Data Analysis Methods
- Variant Annotation: The study used variant identifiers corresponding to dbsnp and variant annotations from gnomAD.
- Assessment and Conversion of Expected AF: The study compared the expected AFs of PRS variants in the canrisk knowledge base with the AFs of non-Finnish European (NFE) samples in gnomAD V3.1.2. Detailed records were made for AFs that could not be matched or showed significant deviations.
- Determination of AFs Exceeding Threshold: By sorting absolute differences in descending order and applying the “elbow method”, thresholds close to the point distance were determined to screen for significantly deviated AFs.
Main Results
Data Generation and Analysis
- AF Deviations: The study found that out of 332 PRS variants studied, 24 showed significant deviations in AFs in gnomAD v3.1.2 samples compared to the expected AFs from canrisk.
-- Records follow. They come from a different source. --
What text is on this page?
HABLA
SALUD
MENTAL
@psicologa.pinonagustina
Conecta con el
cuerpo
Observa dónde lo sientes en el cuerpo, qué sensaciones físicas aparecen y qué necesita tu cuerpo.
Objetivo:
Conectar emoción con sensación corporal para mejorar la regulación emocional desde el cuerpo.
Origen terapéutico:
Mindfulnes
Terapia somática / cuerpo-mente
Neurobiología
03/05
These deviations were mostly related to technical artifacts, such as variant sites in low-complexity regions or failing to meet Variant Quality Score Recalibration (VQSR) filtering standards.
- Variant Detection in Real-World Data: In the study, data provided by each participating unit showed that at least 11 to 23 sites displayed significant AF deviations, which depended not only on sequencing technology but also on the variant detection tools and calling modes used.
Impact on Breast Cancer Risk Prediction
Through simulating 10-year and lifetime risk assessments under different scenarios (including age, risk factors, etc.), the study showed that variant sites with significantly deviated AFs would lead to small deviations of 1% to 2% in breast cancer risk prediction. While these deviations are not critical in practical applications, they are important references when discussing the accuracy of new PRS designs.
Improvement Strategies
By applying alternative variant sites and considering proxy alleles, the study showed that the AF detection accuracy of some variant sites could be improved. For example, for frequently erroneous sites like rs73754909 and rs79461387, alternative alleles showed higher consistency with expected AFs.
Summary and Outlook
This study systematically evaluated the technical limitations of NGS in PRS genotyping analysis, demonstrating the shortcomings of existing methods and improvement strategies. Especially in new breast cancer risk predictions, accurately reproducing variant allele frequencies is crucial for optimizing PRS design. This research not only has significant value in breast cancer diagnosis but also provides technical guidance for risk scoring of other gene-related diseases.
Research Significance
As NGS technology is widely used in clinical genetic testing, improving detection accuracy and reproducibility becomes key. This study reveals some technical challenges and provides directions for improvement, which is not only helpful for individual risk prediction but also has important guiding significance for the design and application of new PRSs in the future.